In the end, the correct solution is to try to get a more reliable NFS server, but until you can do that, I hope this is helpful.
I need to kill a process using the kill API. For that I need the process id of the process. I tried to get it using:
ret = system("pidof -s raj-srv");
but it is not returning the correct value. I dont want to kill the process using this:
ret = system("pkill raj");
Is there any API that could be used to get the process id?
You are getting the return status of system. That's not the pid.
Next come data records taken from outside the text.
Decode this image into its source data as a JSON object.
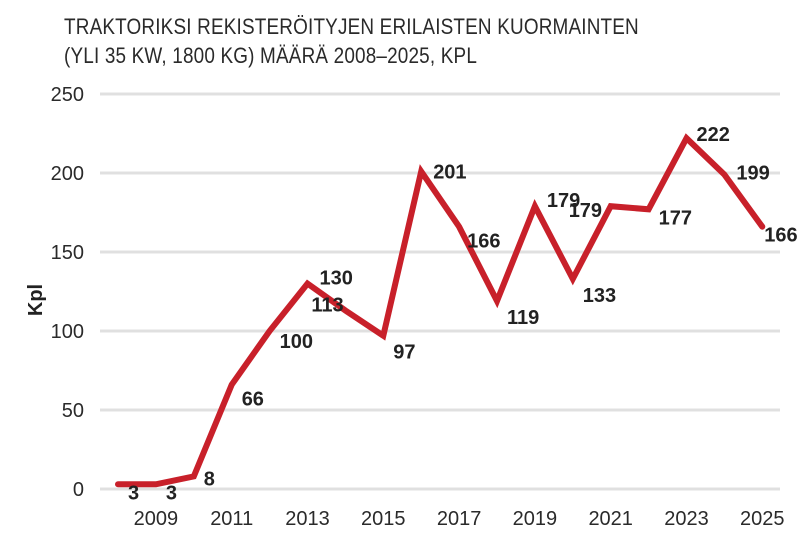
{
  "chart_data": {
    "type": "line",
    "title_line1": "TRAKTORIKSI REKISTERÖITYJEN ERILAISTEN KUORMAINTEN",
    "title_line2": "(YLI 35 KW, 1800 KG) MÄÄRÄ 2008–2025, KPL",
    "xlabel": "",
    "ylabel": "Kpl",
    "ylim": [
      0,
      250
    ],
    "yticks": [
      "0",
      "50",
      "100",
      "150",
      "200",
      "250"
    ],
    "xticks": [
      "2009",
      "2011",
      "2013",
      "2015",
      "2017",
      "2019",
      "2021",
      "2023",
      "2025"
    ],
    "grid": true,
    "line_color": "#c8202a",
    "x": [
      2008,
      2009,
      2010,
      2011,
      2012,
      2013,
      2014,
      2015,
      2016,
      2017,
      2018,
      2019,
      2020,
      2021,
      2022,
      2023,
      2024,
      2025
    ],
    "values": [
      3,
      3,
      8,
      66,
      100,
      130,
      113,
      97,
      201,
      166,
      119,
      179,
      133,
      179,
      177,
      222,
      199,
      166
    ],
    "data_labels": [
      "3",
      "3",
      "8",
      "66",
      "100",
      "130",
      "113",
      "97",
      "201",
      "166",
      "119",
      "179",
      "133",
      "179",
      "177",
      "222",
      "199",
      "166"
    ]
  }
}
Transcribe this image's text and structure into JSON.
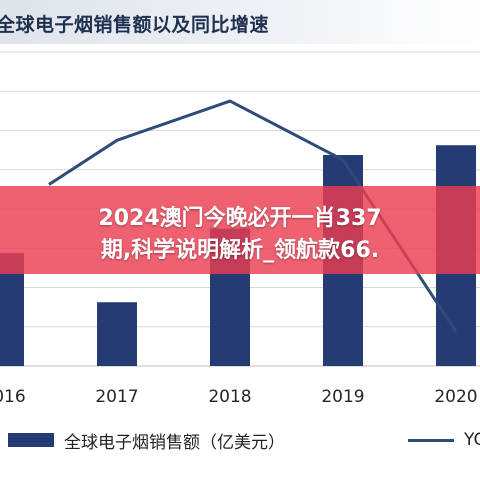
{
  "title": "全球电子烟销售额以及同比增速",
  "overlay": {
    "line1": "2024澳门今晚必开一肖337",
    "line2": "期,科学说明解析_领航款66."
  },
  "legend": {
    "bar_label": "全球电子烟销售额（亿美元）",
    "line_label": "YO"
  },
  "colors": {
    "bar": "#253b73",
    "line": "#2f4b78",
    "banner": "#eb3e52",
    "grid": "#d9d9d9"
  },
  "chart_data": {
    "type": "bar",
    "categories": [
      "2016",
      "2017",
      "2018",
      "2019",
      "2020"
    ],
    "series": [
      {
        "name": "全球电子烟销售额（亿美元）",
        "type": "bar",
        "values": [
          115,
          65,
          140,
          215,
          225
        ]
      },
      {
        "name": "YO",
        "type": "line",
        "values": [
          185,
          230,
          270,
          210,
          35
        ]
      }
    ],
    "ylim": [
      0,
      320
    ],
    "grid": true,
    "legend_position": "bottom"
  }
}
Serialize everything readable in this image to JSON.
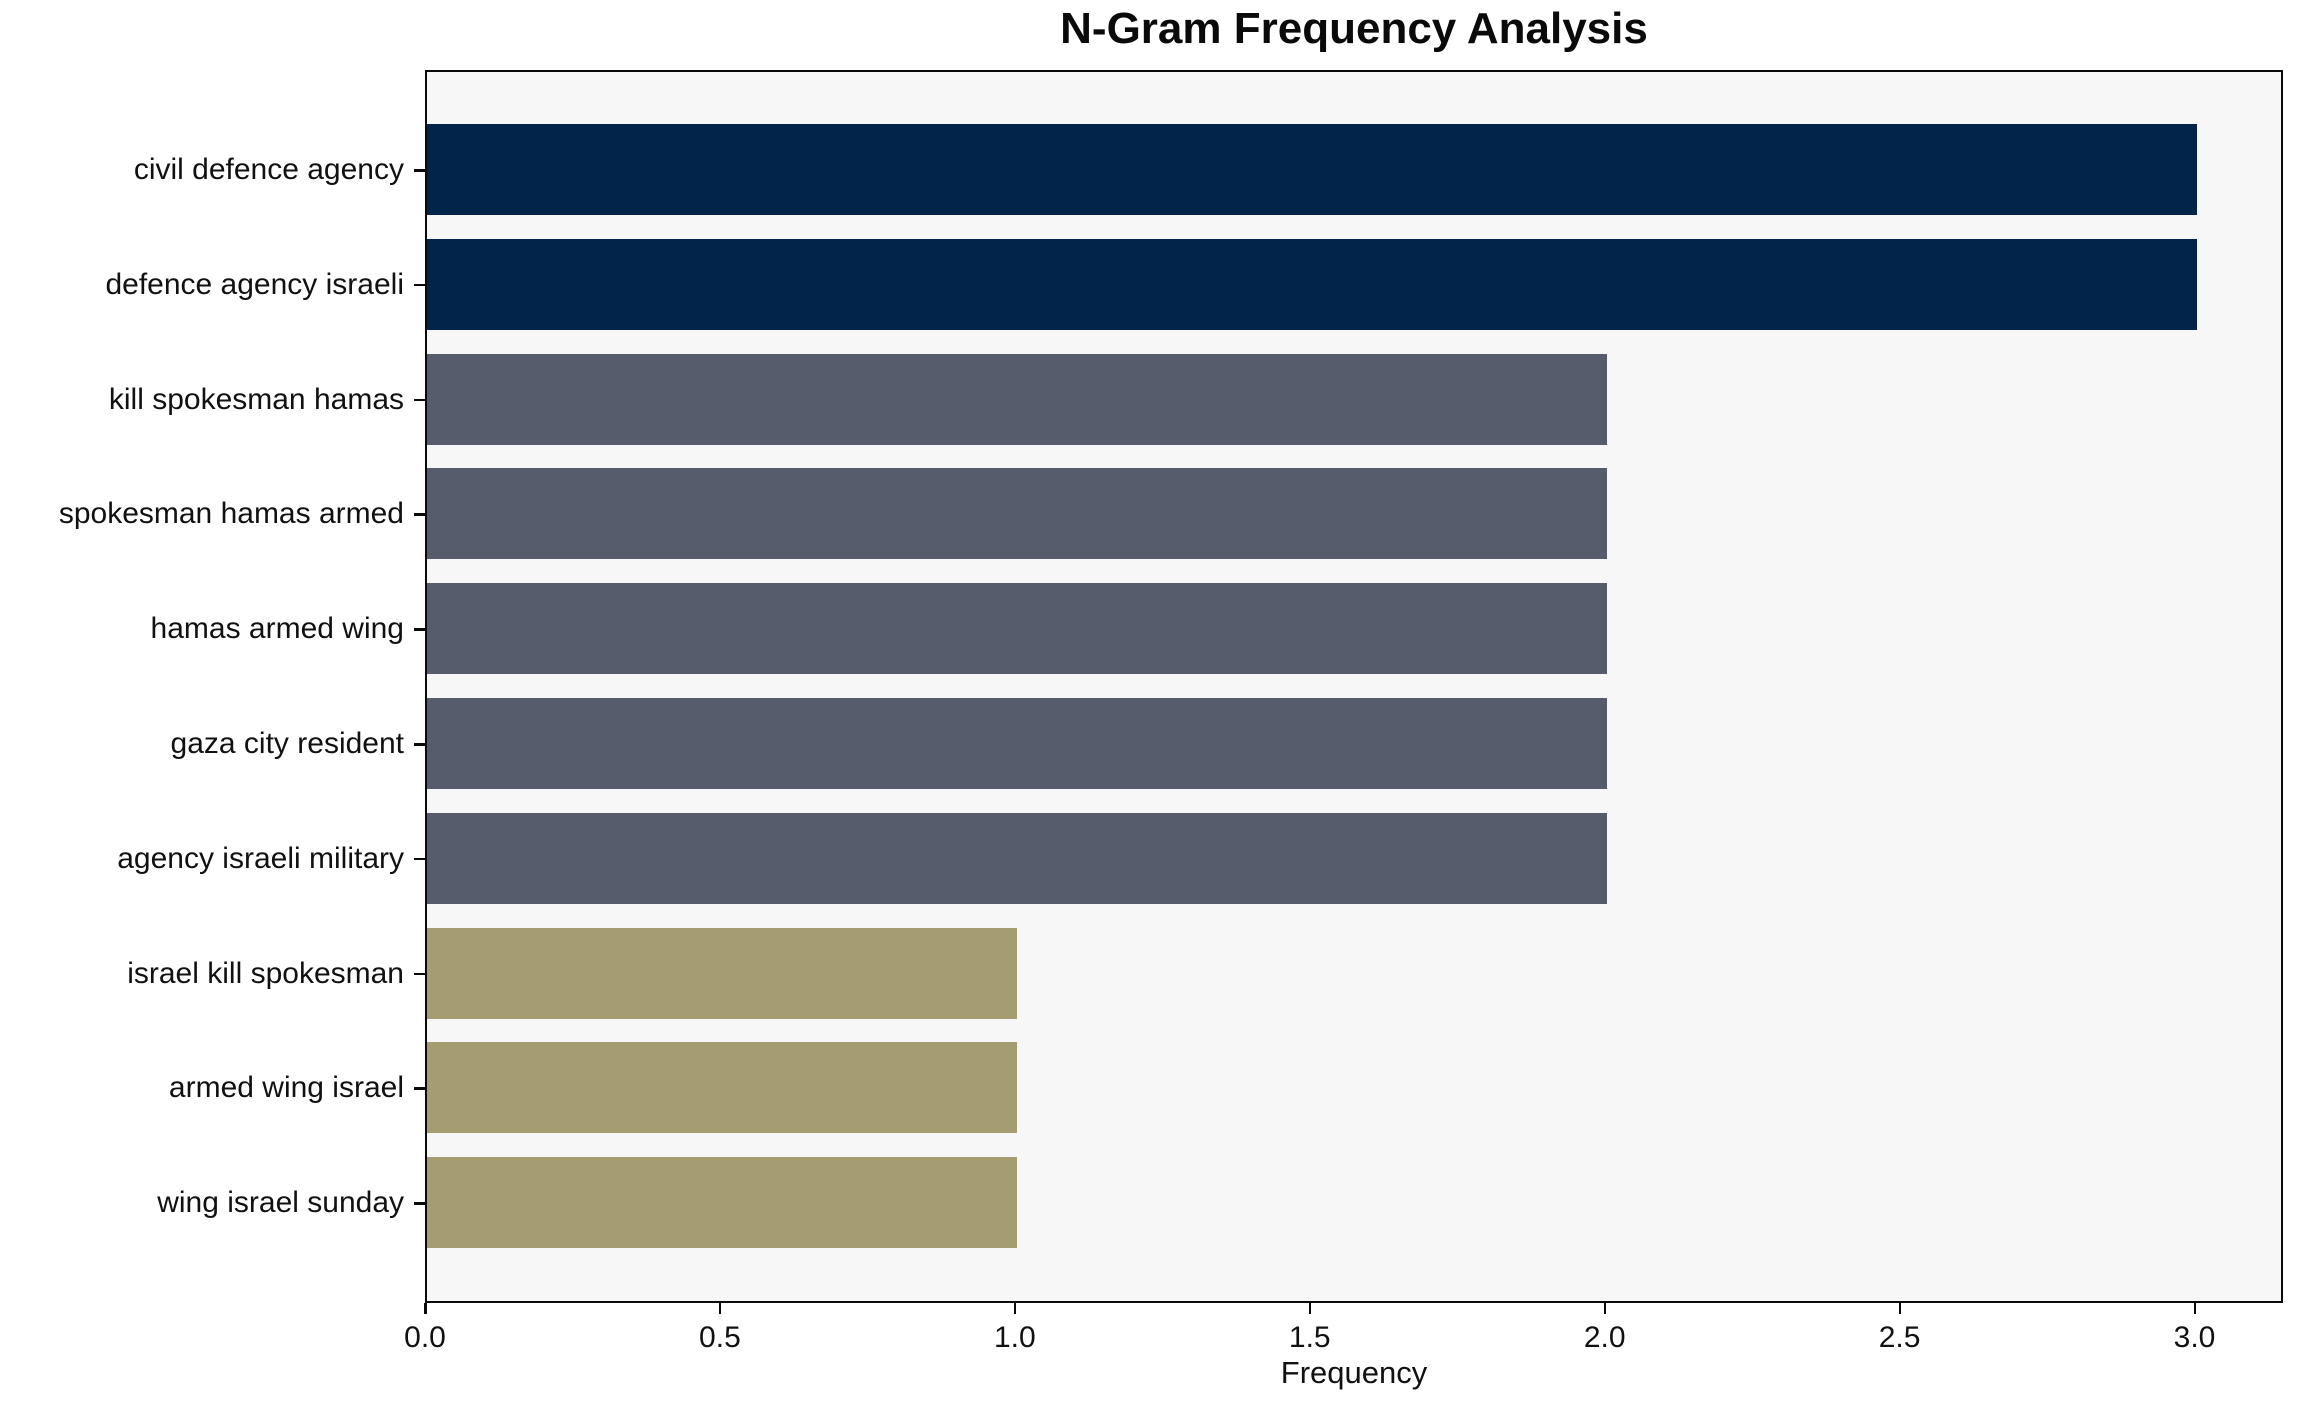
{
  "chart_data": {
    "type": "bar",
    "orientation": "horizontal",
    "title": "N-Gram Frequency Analysis",
    "xlabel": "Frequency",
    "ylabel": "",
    "categories": [
      "civil defence agency",
      "defence agency israeli",
      "kill spokesman hamas",
      "spokesman hamas armed",
      "hamas armed wing",
      "gaza city resident",
      "agency israeli military",
      "israel kill spokesman",
      "armed wing israel",
      "wing israel sunday"
    ],
    "values": [
      3,
      3,
      2,
      2,
      2,
      2,
      2,
      1,
      1,
      1
    ],
    "bar_colors": [
      "#02234a",
      "#02234a",
      "#565c6b",
      "#565c6b",
      "#565c6b",
      "#565c6b",
      "#565c6b",
      "#a59d71",
      "#a59d71",
      "#a59d71"
    ],
    "x_tick_labels": [
      "0.0",
      "0.5",
      "1.0",
      "1.5",
      "2.0",
      "2.5",
      "3.0"
    ],
    "x_tick_values": [
      0.0,
      0.5,
      1.0,
      1.5,
      2.0,
      2.5,
      3.0
    ],
    "xlim": [
      0,
      3.15
    ],
    "grid": false,
    "legend": false,
    "plot_background": "#f7f7f8",
    "figure_background": "#ffffff",
    "axis_color": "#0a0a0a"
  }
}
You want something like this:
char line[LEN];
FILE *cmd = popen("pidof...", "r");
fgets(line, LEN, cmd);
pid_t pid = strtoul(line, NULL, 10);
pclose(cmd);
There could be multiple instances of processes running in that case , pidof returns strings of pid seperated by space .
#include<stdio.h>
#include<stdlib.h>
#include<string.h>
main()
{
char pidline[1024];
char *pid;
int i =0;
int pidno[64];
FILE *fp = popen("pidof bash","r");
fgets(pidline,1024,fp);
printf("%s",pidline);
pid = strtok (pidline," ");
while(pid != NULL)
{
pidno[i] = atoi(pid);
printf("%d\n",pidno[i]);
pid = strtok (NULL , " ");
i++;
}
pclose(fp);
}
The system() call doesn't return the output of pidof, it returns pidof's return code, which is zero if it succeeds.
You could consume the output of pidof using popen() instead of system(), but I'm sure there's a better way (the way pidof itself uses). Perhaps it wanders through /proc.
What is returned by the system function is the return code from the command being executed.
What you can do is something like this:
system("pidof -s raj-srv > /tmp/pid-of-raj-srv");
And then read the contents of the file /tmp/pid-of-raj-srv.
I know it is not a fresh thread, but as I have only recently faced the same question, I will ask you. Did you see one of this:
Get process id by name in C
C function to find a process ID and kill it
man sysctl(3)
You can use sysctl to give you the needed information without having to pass through a system( "bla, bla" ) call.
It seems to be far more complicated at first, but may be worth depending on your needs.